December 26th, 2006


Happy Royal Families

There aren't any--in English literature, anyway.  Consider the Lears:  We don't know how he got along with Mrs. Lear, but given the way his  daughters turned out, I'm guessing family dinners were trying at best.  Cordelia is definately the best of a bad lot, but you can't call her affectionate.  And the Macbeths:  Just as well Lady M. lost her child, really, given her mental instability.  And then there's Tamburlaine (to venture out of Shakespeare for a moment) and Henry (of any number, by almost any playwright) and Richard (ditto), not to mention Robert Graves's I, Claudius Romans.

Still, I gotta say that they all look like crowned versions of The Five Little Peppers and How They Grew next to the imperial families of pre-modern China.

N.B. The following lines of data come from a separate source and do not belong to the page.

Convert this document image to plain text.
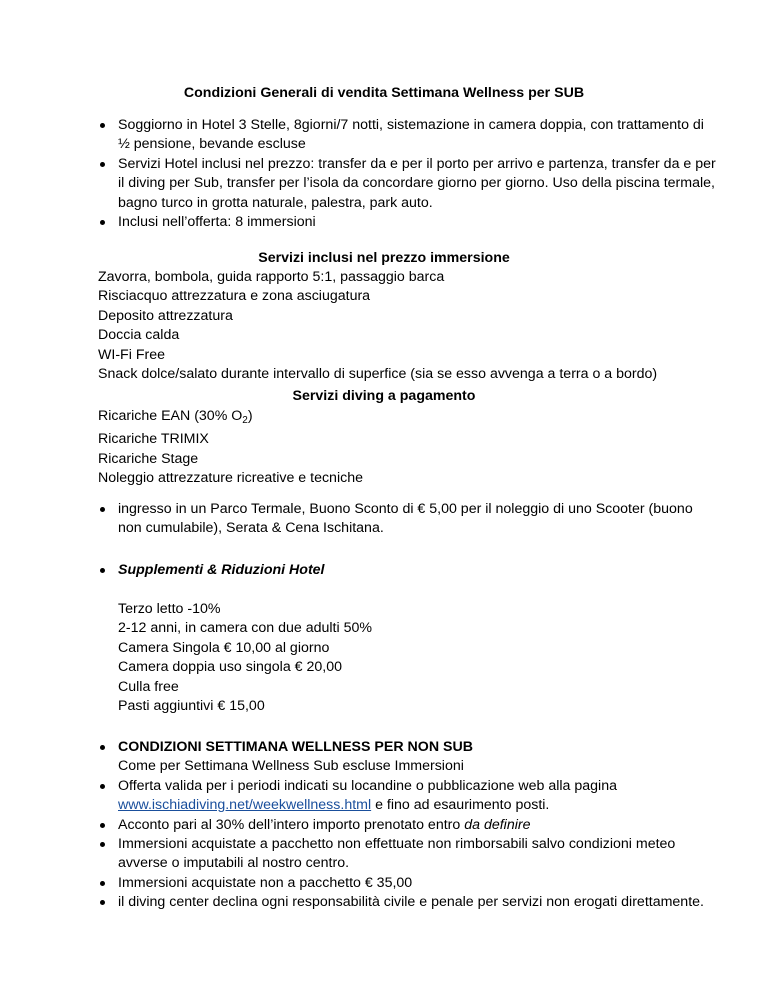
Condizioni Generali di vendita Settimana Wellness per SUB
Soggiorno in Hotel 3 Stelle, 8giorni/7 notti, sistemazione in camera doppia, con trattamento di ½ pensione, bevande escluse
Servizi Hotel inclusi nel prezzo: transfer da e per il porto per arrivo e partenza, transfer da e per il diving per Sub, transfer per l’isola da concordare giorno per giorno. Uso della piscina termale, bagno turco in grotta naturale, palestra, park auto.
Inclusi nell’offerta: 8 immersioni
Servizi inclusi nel prezzo immersione
Zavorra, bombola, guida rapporto 5:1, passaggio barca
Risciacquo attrezzatura e zona asciugatura
Deposito attrezzatura
Doccia calda
WI-Fi Free
Snack dolce/salato durante intervallo di superfice (sia se esso avvenga a terra o a bordo)
Servizi diving a pagamento
Ricariche EAN (30% $O_2$)
Ricariche TRIMIX
Ricariche Stage
Noleggio attrezzature ricreative e tecniche
ingresso in un Parco Termale, Buono Sconto di € 5,00 per il noleggio di uno Scooter (buono non cumulabile), Serata & Cena Ischitana.
Supplementi & Riduzioni Hotel
Terzo letto -10%
2-12 anni, in camera con due adulti 50%
Camera Singola € 10,00 al giorno
Camera doppia uso singola € 20,00
Culla free
Pasti aggiuntivi € 15,00
CONDIZIONI SETTIMANA WELLNESS PER NON SUB
Come per Settimana Wellness Sub escluse Immersioni
Offerta valida per i periodi indicati su locandine o pubblicazione web alla pagina www.ischiadiving.net/weekwellness.html e fino ad esaurimento posti.
Acconto pari al 30% dell’intero importo prenotato entro da definire
Immersioni acquistate a pacchetto non effettuate non rimborsabili salvo condizioni meteo avverse o imputabili al nostro centro.
Immersioni acquistate non a pacchetto € 35,00
il diving center declina ogni responsabilità civile e penale per servizi non erogati direttamente.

We spent yesterday afternoon at the movies (The Curse of the Golden Petal) watching everybody kill everybody else a lot.  It starts with the Emperor slowly poisoning his clever wife (who is a deal too clever for his taste), and moves on to her conspiring to dethrone him in favor of the oldest son (who may or may not be her son, too--it's very unclear), over the head of the second son (who is definitely not her son--she's sleeping with him), who is Crown Prince, who is killed, eventually, by the third son, who definitely is hers, but who doesn't seem to like her (or anyone else) very much.  Their little family squabbles result in the deaths of everybody with a speaking role, plus uncounted thousands of non-speaking CGI-generated Chinese soldiers and several dozen black-robed assassins.

No member of this royal dysfunctional family covers him/herself with glory.  They all are cruel, vengeful, violent, and champion sulkers and grudge-holders.  Yet none of them is a cartoon monster, either, including the Emperor.  The rhetoric allows them to be complex human beings--with outsize emotions and far too much power, certainly, but far from the one-note "villains" and "heroes" that populate Western (ok, American) epics.

And they have far more colorful clothes, not to mention long, flowing hair and really cool furnishings.